Submitted by Patty Swedberg 07.19.18
What a great playground we are a part of - Multisport! It's a playground filled with tenacious, fun, driven people who seek challenges, show courage, and experience deeply. At RTB, our primary objective is to Create opportunities for fun and personal achievement through Multisport. It's our mission, as a matter of fact, and we take it seriously for the athletes who invest their time, money and energy at our races. Under that mission our primary value is Safety - and combined with the mission, these are the filters through which we make policies about participation, and many tough decisions on race day whether athletes might continue, or not, when experiencing some challenges.
Below I address some of the decisions we've come to over the last 10 years and 46 races we've produced. Many of these policies were put in place in hindsight when we experienced a tough situation and I made a poor choice. You've probably noticed that not all race producers make the same decisions, and in fact that's true. Governing bodies and Insurance Companies leave surprisingly widely open doors giving RD's a lot of freedom to make decisions about participation. Below are the decisions we've made based on our level of risk tolerance, parenting student athletes, and on the wisdom of my co-workers and course directors who've helped shape RTB events.
Every event season we get multiple requests to have kids racing at our events. We've set a minimum age of 15 at all RTB events and make few exceptions. But exceptions are made on occasion and here are the circumstances and information to consider before contacting us if you are <15, or are the parent of one.
Swim Races: We'll consider exceptions if the athlete has swam competitively for a year or more and has completed the chosen race distance successfully. AND we prefer them to be in a wetsuit.
Triathlons: The swim standard is the same as above and running/walking is typically not an issue. Cycling is the toughest hurdle for <15's in an adult triathlon and permission to race rests heavily on our assumption that all the athletes who've entered come prepared and experienced by cycling in the conditions that happen on race day: (In fact, this is what athletes agree to when they register).

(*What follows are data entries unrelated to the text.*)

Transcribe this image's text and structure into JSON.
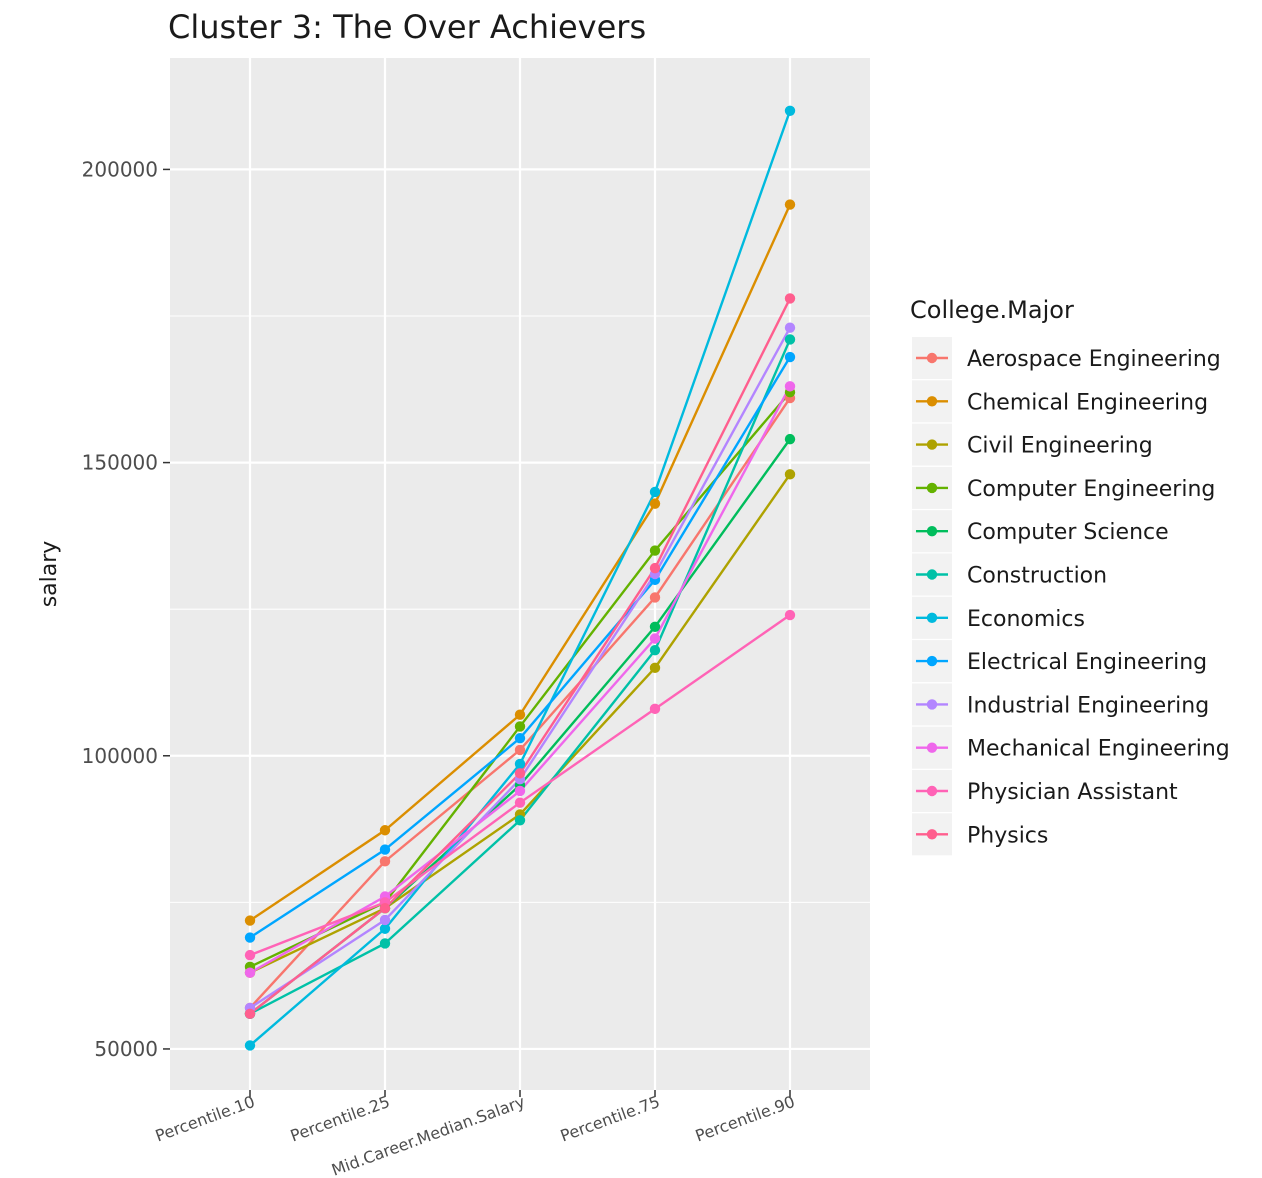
{
  "chart_data": {
    "type": "line",
    "title": "Cluster 3:  The Over Achievers",
    "xlabel": "",
    "ylabel": "salary",
    "categories": [
      "Percentile.10",
      "Percentile.25",
      "Mid.Career.Median.Salary",
      "Percentile.75",
      "Percentile.90"
    ],
    "y_ticks": [
      "50000",
      "100000",
      "150000",
      "200000"
    ],
    "y_tick_values": [
      50000,
      100000,
      150000,
      200000
    ],
    "ylim": [
      43000,
      219000
    ],
    "grid": true,
    "legend": {
      "title": "College.Major",
      "position": "right"
    },
    "series": [
      {
        "name": "Aerospace Engineering",
        "color": "#F8766D",
        "values": [
          57000,
          82000,
          101000,
          127000,
          161000
        ]
      },
      {
        "name": "Chemical Engineering",
        "color": "#DB8E00",
        "values": [
          71900,
          87300,
          107000,
          143000,
          194000
        ]
      },
      {
        "name": "Civil Engineering",
        "color": "#AEA200",
        "values": [
          63000,
          74000,
          90000,
          115000,
          148000
        ]
      },
      {
        "name": "Computer Engineering",
        "color": "#64B200",
        "values": [
          64000,
          75000,
          105000,
          135000,
          162000
        ]
      },
      {
        "name": "Computer Science",
        "color": "#00BD5C",
        "values": [
          56000,
          74000,
          95000,
          122000,
          154000
        ]
      },
      {
        "name": "Construction",
        "color": "#00C1A7",
        "values": [
          56000,
          68000,
          89000,
          118000,
          171000
        ]
      },
      {
        "name": "Economics",
        "color": "#00BADE",
        "values": [
          50600,
          70500,
          98600,
          145000,
          210000
        ]
      },
      {
        "name": "Electrical Engineering",
        "color": "#00A6FF",
        "values": [
          69000,
          84000,
          103000,
          130000,
          168000
        ]
      },
      {
        "name": "Industrial Engineering",
        "color": "#B385FF",
        "values": [
          57000,
          72000,
          96000,
          131000,
          173000
        ]
      },
      {
        "name": "Mechanical Engineering",
        "color": "#EF67EB",
        "values": [
          63000,
          76000,
          94000,
          120000,
          163000
        ]
      },
      {
        "name": "Physician Assistant",
        "color": "#FF63B6",
        "values": [
          66000,
          75000,
          92000,
          108000,
          124000
        ]
      },
      {
        "name": "Physics",
        "color": "#FF5E8E",
        "values": [
          56000,
          74000,
          97000,
          132000,
          178000
        ]
      }
    ]
  }
}
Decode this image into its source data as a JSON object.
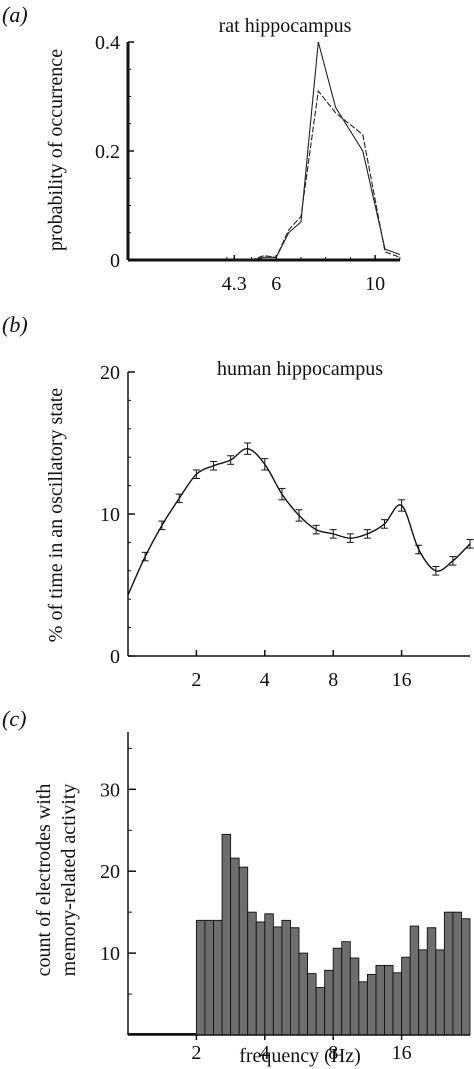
{
  "chart_data": [
    {
      "panel": "(a)",
      "type": "line",
      "title": "rat hippocampus",
      "ylabel": "probability of occurrence",
      "xlabel": "",
      "yticks": [
        "0",
        "0.2",
        "0.4"
      ],
      "ylim": [
        0,
        0.4
      ],
      "xticks": [
        "4.3",
        "6",
        "10"
      ],
      "xlim": [
        0,
        14
      ],
      "x_scale": "linear",
      "series": [
        {
          "x": [
            4.3,
            5.0,
            5.5,
            6.0,
            6.5,
            7.0,
            7.7,
            8.4,
            9.5,
            10.4,
            11.0
          ],
          "values": [
            0.0,
            0.0,
            0.005,
            0.005,
            0.05,
            0.07,
            0.4,
            0.28,
            0.2,
            0.02,
            0.01
          ]
        },
        {
          "x": [
            4.3,
            5.0,
            5.5,
            6.0,
            6.5,
            7.0,
            7.7,
            8.4,
            9.5,
            10.4,
            11.0
          ],
          "values": [
            0.0,
            0.0,
            0.008,
            0.005,
            0.055,
            0.08,
            0.31,
            0.27,
            0.23,
            0.015,
            0.005
          ]
        }
      ]
    },
    {
      "panel": "(b)",
      "type": "line",
      "title": "human hippocampus",
      "ylabel": "% of time in an oscillatory state",
      "xlabel": "",
      "yticks": [
        "0",
        "10",
        "20"
      ],
      "ylim": [
        0,
        20
      ],
      "xticks": [
        "2",
        "4",
        "8",
        "16"
      ],
      "x_scale": "log2",
      "xlim": [
        1,
        32
      ],
      "series": [
        {
          "x": [
            1.0,
            1.19,
            1.41,
            1.68,
            2.0,
            2.38,
            2.83,
            3.36,
            4.0,
            4.76,
            5.66,
            6.73,
            8.0,
            9.51,
            11.31,
            13.45,
            16.0,
            19.03,
            22.63,
            26.91,
            32.0
          ],
          "values": [
            4.3,
            7.0,
            9.2,
            11.1,
            12.8,
            13.4,
            13.8,
            14.6,
            13.5,
            11.4,
            9.9,
            8.9,
            8.6,
            8.3,
            8.6,
            9.3,
            10.6,
            7.5,
            6.0,
            6.7,
            7.9
          ],
          "errors": [
            0,
            0.3,
            0.3,
            0.3,
            0.3,
            0.3,
            0.3,
            0.4,
            0.4,
            0.4,
            0.4,
            0.3,
            0.3,
            0.3,
            0.3,
            0.3,
            0.4,
            0.3,
            0.3,
            0.3,
            0.3
          ]
        }
      ]
    },
    {
      "panel": "(c)",
      "type": "bar",
      "title": "",
      "ylabel_lines": [
        "count of electrodes with",
        "memory-related activity"
      ],
      "xlabel": "frequency (Hz)",
      "yticks": [
        "10",
        "20",
        "30"
      ],
      "ylim": [
        0,
        37
      ],
      "xticks": [
        "2",
        "4",
        "8",
        "16"
      ],
      "x_scale": "log2",
      "xlim": [
        1,
        32
      ],
      "zero_line_x": [
        1.0,
        2.0
      ],
      "bin_x_start": 2.0,
      "values": [
        14,
        14,
        14,
        24.5,
        21.6,
        20.5,
        15,
        13.8,
        14.8,
        13.2,
        14,
        13.1,
        10,
        7.5,
        5.8,
        7.9,
        10.6,
        11.4,
        9.4,
        6.5,
        7.4,
        8.5,
        8.5,
        7.6,
        9.5,
        13.3,
        10.4,
        13.1,
        10.4,
        15.0,
        15.0,
        14.2
      ]
    }
  ]
}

- Where vehicles can often be very close and motorists voice or demonstrate their frustrations
- Where potholes, glass, slippery road conditions, or poor visibility could be present
- Where signage needs to be recognized
- Where quick decisions and actions are often called for to avoid danger
- Where multiple riders ride in close proximity jockeying to race their best
- Where rules that prohibit blocking & drafting apply.
Typically kids who've ridden for a few years on the road and are comfortable doing that alone are the kids we consider making an exception for. Of course, the parents of those kids need to be comfortable with them doing that too - and have demonstrated that before they come to us asking for an exception.
One more thing - The rules of triathlon state drafting is illegal, so having a parent shadow or follow a young athlete isn't legally possible - nor fair to other competitors.
If you have a child that doesn't meet a requirement yet, consider having them participate in a relay - and work toward meeting the other objectives before considering an RTB triathlon.
You triathletes are a tough bunch, and a when things get tough, you want to push through to the finish line. Circumstances like asthma or SIPE on the swim, or falls on the bike can jeopardize a finish line for an athlete. Here's what you need to know if you get injured or have a medically-related challenge.
- We want you to cross the finish line and will work with you to make that happen as best we can
- If you see medical at transition or out on the course, you are not automatically DQ'd. Medical will address the issue and get you back out on the course if at all possible. For example - If you come in to T2 after a fall on your bike and have some road rash and medical can bandage you and get back out safely, you'll keep racing.
- On the other hand, if at some point on the course you weren't able to complete for a medical reason, your next finish will be on another day. For example, if you fall on the bike and don't feel well enough to get back on, but want to complete the run, we're going to say no.
THE BIG PICTURE
Many of these decisions boil down to a staffing issue. On race day we have many directors on staff: athlete services, medical, finish line, aid station, and multiple directors on the swim/bike/run courses. In addition to 70-100 volunteers, these folks look after the overall course conditions and respond to athlete emergencies/incidents as necessary. We aren't staffed to give individual attention to any one athlete during the race. If an athlete requires individual attention, any of the directors have the authority to remove an athlete from the race so they can keep their focus on keeping conditions safe for everyone.